Read a very interesting article yday- wherein the author built a case for changes he predicted in manufacturing services due to the increased crude prices. According to him the labour arbitrage opportunities that many companies/countries could exploit previously, would no longer be as profitable. Reason being that historically the increased shipping costs due to shifting of manufacturing facilities to far-off locations was a smaller percentage and the fruits of low labour cost were enjoyed. Now with increased transportation costs- the overall distance that the raw materials (to the facility) or finished goods (to the markets) travel will need to be contained.

The author predicted that this would lead to near-shoring and the likes of Mexico might again become destinations of choice.While I was kind of convinced (though am not sure at what price range will these tough decisions need to take place) with the logic, I was more tempted to take this line of reasoning a little further and see where it goes.

Assuming the crude price keeps soaring and we are unable to find viable substitutes…. this could lead to a scenario where probably one of the top optimization criteria would be to minimise transportation.Areas/regions that have both the raw materials and the market, will become the first choice for locating the production facility.
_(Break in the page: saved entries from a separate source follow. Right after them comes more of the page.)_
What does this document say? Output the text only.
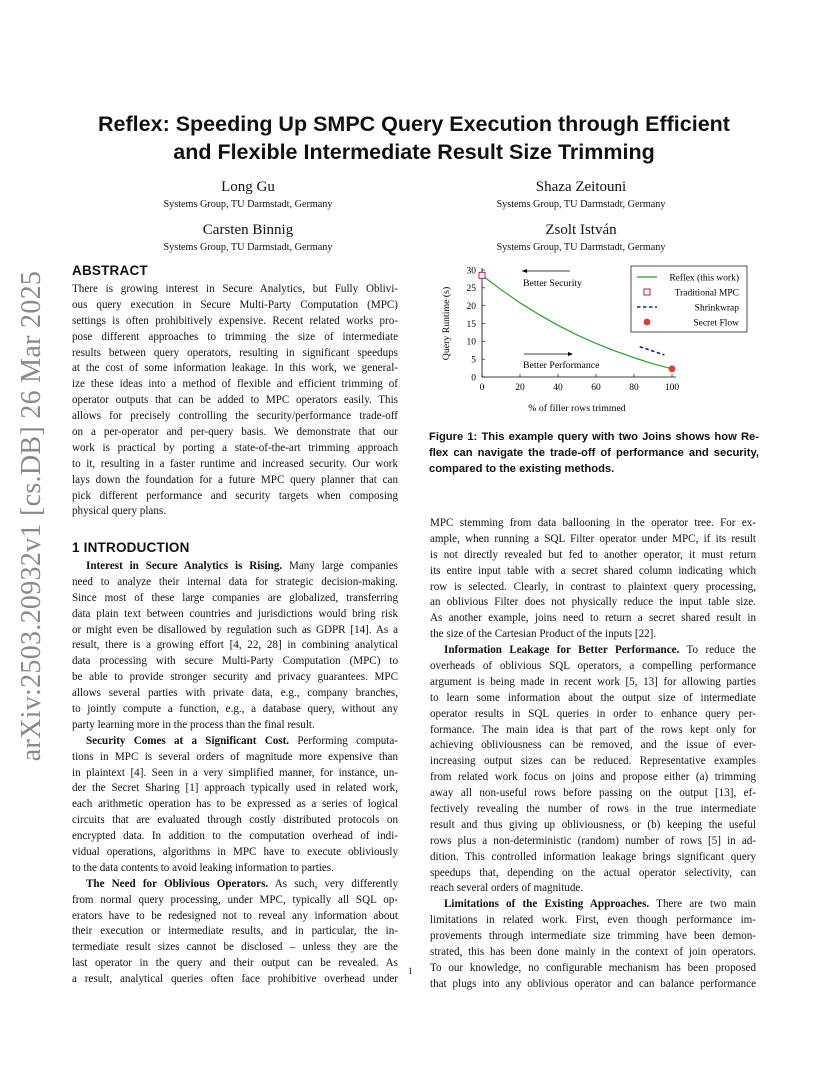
arXiv:2503.20932v1 [cs.DB] 26 Mar 2025
Reflex: Speeding Up SMPC Query Execution through Efficient
and Flexible Intermediate Result Size Trimming
Long Gu
Systems Group, TU Darmstadt, Germany
Shaza Zeitouni
Systems Group, TU Darmstadt, Germany
Carsten Binnig
Systems Group, TU Darmstadt, Germany
Zsolt István
Systems Group, TU Darmstadt, Germany
ABSTRACT
There is growing interest in Secure Analytics, but Fully Oblivi-
ous query execution in Secure Multi-Party Computation (MPC)
settings is often prohibitively expensive. Recent related works pro-
pose different approaches to trimming the size of intermediate
results between query operators, resulting in significant speedups
at the cost of some information leakage. In this work, we general-
ize these ideas into a method of flexible and efficient trimming of
operator outputs that can be added to MPC operators easily. This
allows for precisely controlling the security/performance trade-off
on a per-operator and per-query basis. We demonstrate that our
work is practical by porting a state-of-the-art trimming approach
to it, resulting in a faster runtime and increased security. Our work
lays down the foundation for a future MPC query planner that can
pick different performance and security targets when composing
physical query plans.
1 INTRODUCTION
Interest in Secure Analytics is Rising. Many large companies
need to analyze their internal data for strategic decision-making.
Since most of these large companies are globalized, transferring
data plain text between countries and jurisdictions would bring risk
or might even be disallowed by regulation such as GDPR [14]. As a
result, there is a growing effort [4, 22, 28] in combining analytical
data processing with secure Multi-Party Computation (MPC) to
be able to provide stronger security and privacy guarantees. MPC
allows several parties with private data, e.g., company branches,
to jointly compute a function, e.g., a database query, without any
party learning more in the process than the final result.
Security Comes at a Significant Cost. Performing computa-
tions in MPC is several orders of magnitude more expensive than
in plaintext [4]. Seen in a very simplified manner, for instance, un-
der the Secret Sharing [1] approach typically used in related work,
each arithmetic operation has to be expressed as a series of logical
circuits that are evaluated through costly distributed protocols on
encrypted data. In addition to the computation overhead of indi-
vidual operations, algorithms in MPC have to execute obliviously
to the data contents to avoid leaking information to parties.
The Need for Oblivious Operators. As such, very differently
from normal query processing, under MPC, typically all SQL op-
erators have to be redesigned not to reveal any information about
their execution or intermediate results, and in particular, the in-
termediate result sizes cannot be disclosed – unless they are the
last operator in the query and their output can be revealed. As
a result, analytical queries often face prohibitive overhead under
MPC stemming from data ballooning in the operator tree. For ex-
ample, when running a SQL Filter operator under MPC, if its result
is not directly revealed but fed to another operator, it must return
its entire input table with a secret shared column indicating which
row is selected. Clearly, in contrast to plaintext query processing,
an oblivious Filter does not physically reduce the input table size.
As another example, joins need to return a secret shared result in
the size of the Cartesian Product of the inputs [22].
Information Leakage for Better Performance. To reduce the
overheads of oblivious SQL operators, a compelling performance
argument is being made in recent work [5, 13] for allowing parties
to learn some information about the output size of intermediate
operator results in SQL queries in order to enhance query per-
formance. The main idea is that part of the rows kept only for
achieving obliviousness can be removed, and the issue of ever-
increasing output sizes can be reduced. Representative examples
from related work focus on joins and propose either (a) trimming
away all non-useful rows before passing on the output [13], ef-
fectively revealing the number of rows in the true intermediate
result and thus giving up obliviousness, or (b) keeping the useful
rows plus a non-deterministic (random) number of rows [5] in ad-
dition. This controlled information leakage brings significant query
speedups that, depending on the actual operator selectivity, can
reach several orders of magnitude.
Limitations of the Existing Approaches. There are two main
limitations in related work. First, even though performance im-
provements through intermediate size trimming have been demon-
strated, this has been done mainly in the context of join operators.
To our knowledge, no configurable mechanism has been proposed
that plugs into any oblivious operator and can balance performance
0	20	40	60	80	100
0
5
10
15
20
25
30
% of filler rows trimmed
Query Runtime (s)
Better Security
Better Performance
Reflex (this work)
Traditional MPC
Shrinkwrap
Secret Flow
Figure 1: This example query with two Joins shows how Re-
flex can navigate the trade-off of performance and security,
compared to the existing methods.
1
But we all know these are very few… so what would happen to others:

– Create efficiencies in smaller scales also- Companies would be forced to set-up multiple manufacturing facilities- closer to either the multiple sources of raw materials or multiple demand/consumption zones…e.g. Coke already bottles its drink out of multiple bottling plants spread across the country.

– Investing in route optimization- I know from my friends who work in route/transportation optimization, that almost 70% of the players have not even looked at the possible benefits of deploying a routing optimizer.

– Precipitate process innovation- With labour cost arbitrage vanishing , the holders of the brand would be forced to innovate in their processes- to find a viable solution in their high labour cost economies.

– In an ideal scenario where all labour cost arbitrage has been exploited and where the transportation costs are simulatenously rising- the only option is to consume what you produce/process. What I mean to say is that in this scenario- a Chinese car shipped to US would cost the same as a US car, made in China and shipped to US. Now with shipping costs increasing, there would be a point beyond which a US car made in US will be cheaper than both the options above and this in my mind is the onset of closed economies.

Maybe I am wrong here, but I seriously thing that what could happen is that some regions will become closed economic regions. Imagine if India/China and a few SE Asian economies come together to create a closed economic zone/region:

We would have the raw materials (iron ore, coal,grains, meat etc), we would have labour to work on it (China), we would have the process improvements we would need (India, Japan, Korea etc) and most importantly we would have the market for these goods and services.